Short answer
“You were taught, with regard to your former way of life, to put off your old self, which is being corrupted by its deceitful desires; to be renewed in the spirit of your minds; and to put on the new self, created to be like God in true righteousness and holiness.” (BSB)
That is the heart of the passage. The old life is to be left behind. The new life is to be worn visibly in everyday conduct.
Read the passage in context
Ephesians 4 begins the practical turn in the letter. The first three chapters focus on what God has done in Christ: grace, reconciliation, unity, and the creation of one people. Chapter 4 turns that theology into a way of life.
So when Paul says, “walk no longer as the Gentiles do,” he is not making a random insult or a side comment about ethnicity. He is contrasting two ways of living: a life shaped by alienation from God, and a life shaped by the new humanity God has formed in Christ.
That is why verses 17–24 lead directly into verses 25–32. Paul is preparing the reader for very ordinary Christian obedience: truth-telling, anger handled rightly, honest work, careful speech, and forgiveness. The “put off” and “put on” language is a summary of that whole pattern.
What each part of the passage is doing
| Verses | What Paul is saying |
|---|---|
| 17–19 | Do not keep living in the futility, darkened understanding, and moral hardening of the old life. |
| 20–21 | That is not how you learned Christ; you were taught the truth that is in Jesus. |
| 22 | Put off the old self, the former way of life shaped by corrupt desires. |
| 23 | Be renewed in the spirit of your minds; let your inner thinking be reshaped. |
| 24 | Put on the new self, created according to God in righteousness and holiness. |
What “put off the old self” means
The “old self” is more than a few bad habits. Paul is talking about the whole former pattern of life: the way a person thinks, wants, chooses, speaks, and relates to others when life is still ruled by sin and distance from God.
Some readers describe the old self as the old humanity in Adam. Others explain it as the believer’s former life before faith. Those readings are not rivals so much as different angles on the same truth. Either way, Paul is saying that the old way of being human does not get to set the terms anymore.
What “put on the new self” means
The new self is not fake spirituality and not mere behavior management. Paul says it is “created to be like God in true righteousness and holiness.” That means the change begins with God’s action and then shows up in real conduct.
This is why the next verses matter. The new self tells the truth. The new self handles anger without giving it room to rot. The new self works honestly. The new self speaks in a way that builds others up. The new self forgives because Christ has forgiven.
That is a concrete picture, not an abstract ideal.
Why verse 23 matters so much
Paul does not stop at outward behavior.

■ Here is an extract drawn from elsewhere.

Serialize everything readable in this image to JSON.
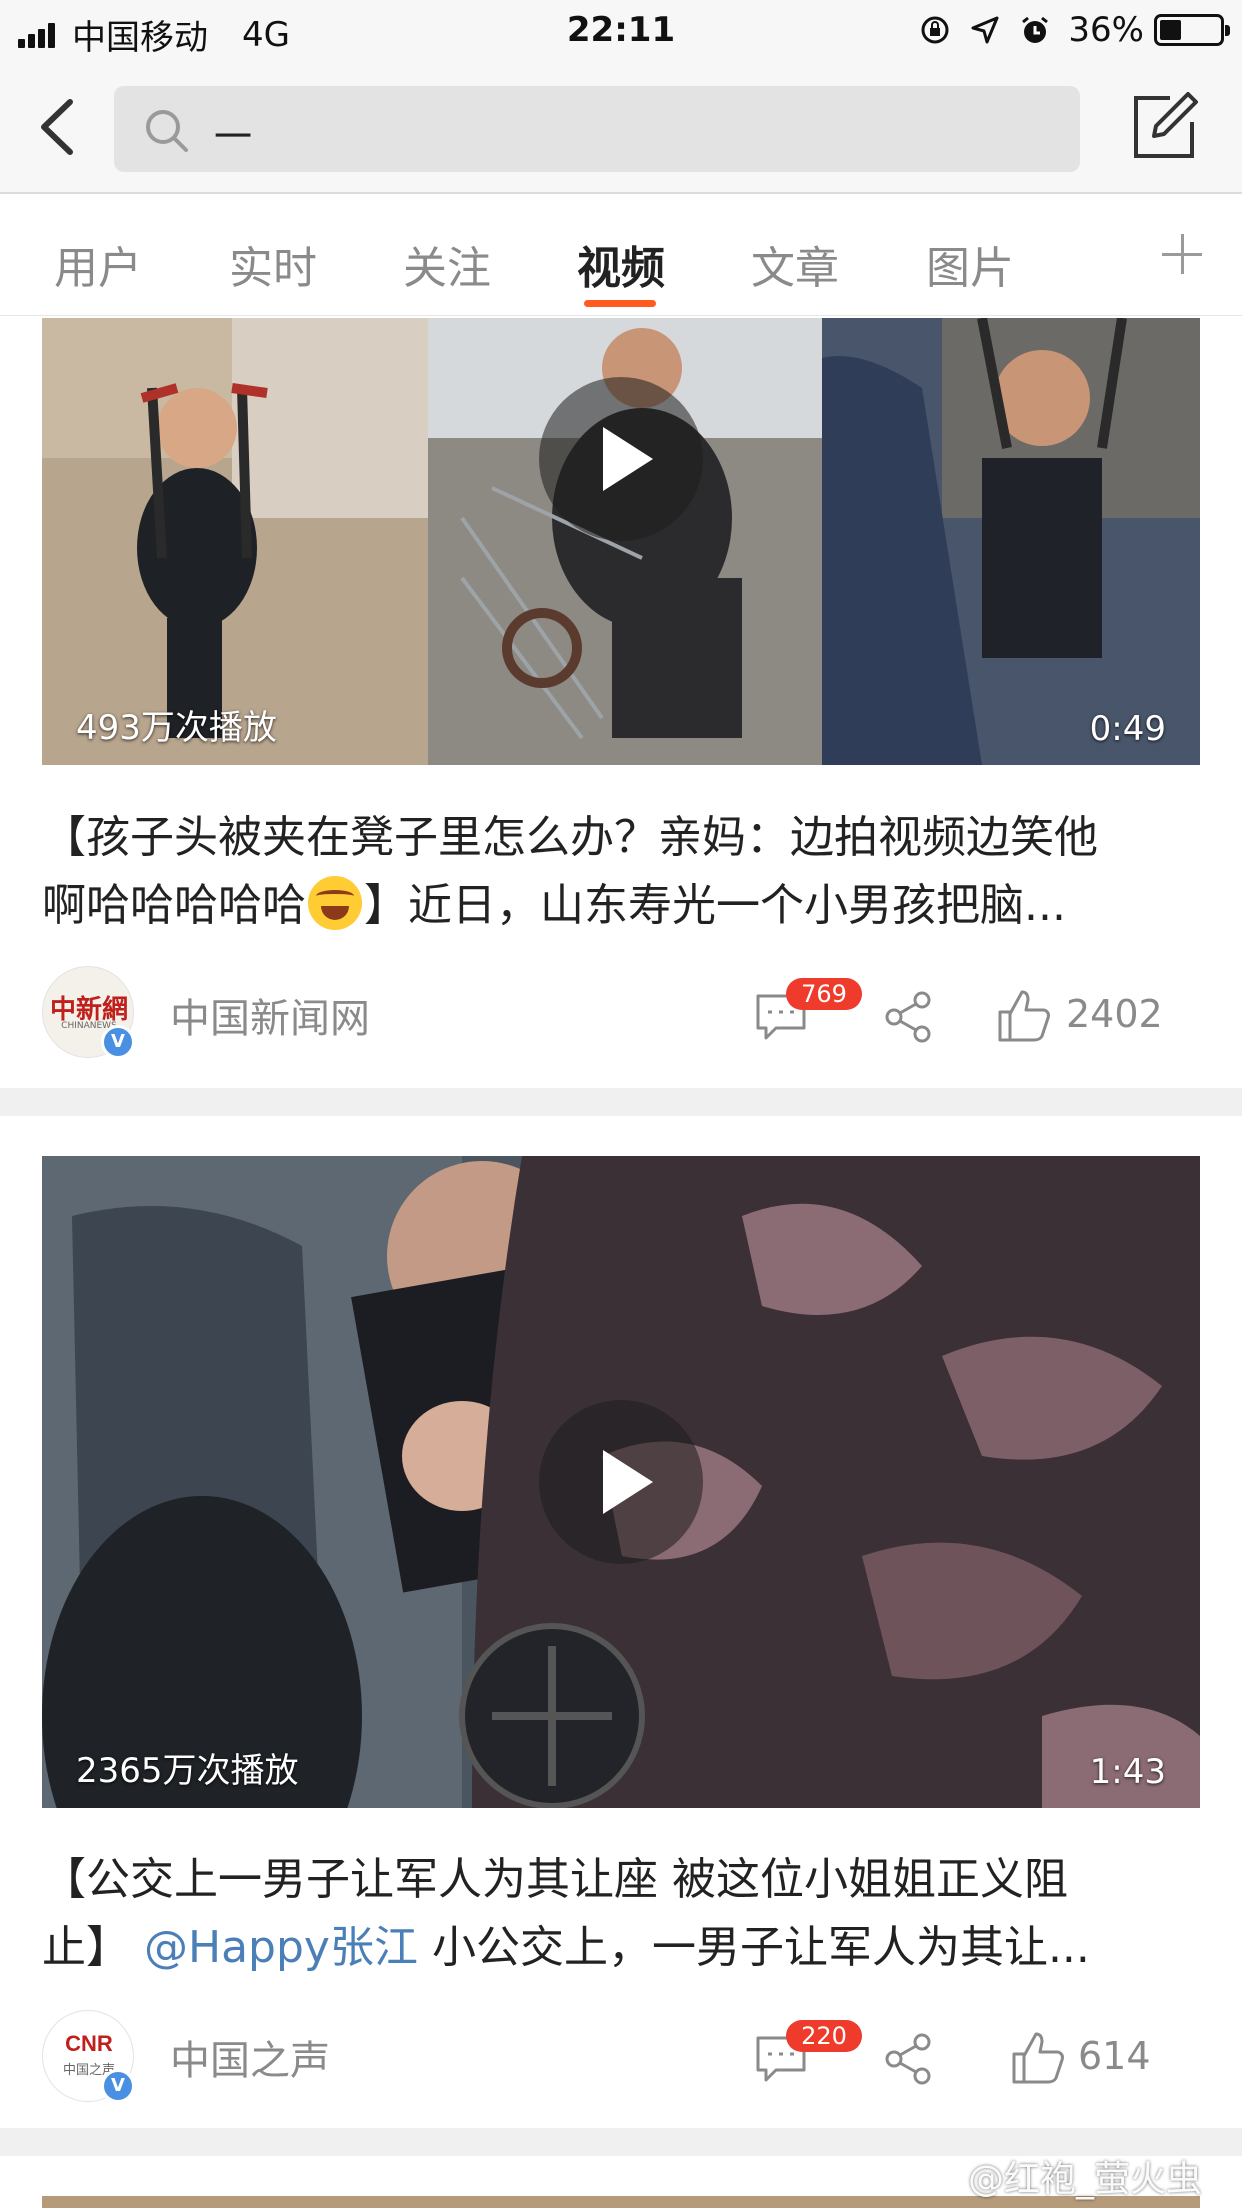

He says believers must be “renewed in the spirit of your minds.” Different translations phrase that slightly differently, but the point is the same: the inner center of thinking, valuing, and deciding must be reshaped.
Christian change is not only about stopping certain actions. It is about learning a new way to see God, yourself, other people, and sin. That inward renewal is what makes the outward commands possible.
A simple way to read the passage
- The change is rooted in what God has already done.
- The change affects both identity and conduct.
- The change is personal, but not private; Ephesians keeps pointing to the church as a renewed people.
- The change is ongoing, because believers still need to keep leaving old patterns behind.
Common misreadings to avoid
A common mistake is to reduce the “old self” to one or two visible sins. Paul is describing a whole old way of life, not a short list of bad behavior.
Another mistake is to treat the “new self” as an inner feeling with no outward shape. In this passage, renewal reaches speech, work, relationships, and worshipful holiness.
A third mistake is to make the passage about willpower alone. Paul places these commands inside the larger story of grace. The command matters, but it rests on the new reality God has created.
A fourth mistake is to hear “Gentiles” as a statement that ethnic Gentiles are inferior. In context, Paul is describing a former way of life marked by separation from God, not assigning human worth.
Final verdict
Ephesians 4:17–24 means that Christians are called to live in a way that matches their new identity in Christ. The “old self” is the former life shaped by corrupted desires and darkened thinking. The “new self” is the renewed life God creates, marked by righteousness, holiness, and a changed mind.
So the passage is not mainly about trying harder. It is about living out a real change of identity. Paul’s point is direct: leave the old way behind, let your mind be renewed, and live as the new person God has made.
FAQ
Does “put off the old self” happen once or over time?
Both ideas fit the passage. There is a decisive break with the old life, and there is also an ongoing daily pattern of leaving old ways behind.
Is Paul talking about conversion or sanctification?
He is doing both. The new life begins in Christ, and it continues as believers are shaped into that new life.
What does “renewed in the spirit of your minds” mean?
It means a deep inner reorientation. Paul is talking about a new way of thinking that changes how a person lives.
Why does this passage matter for the church?
Because Paul is not only describing private morality. He is describing a renewed people whose shared life should look different from the old world around them.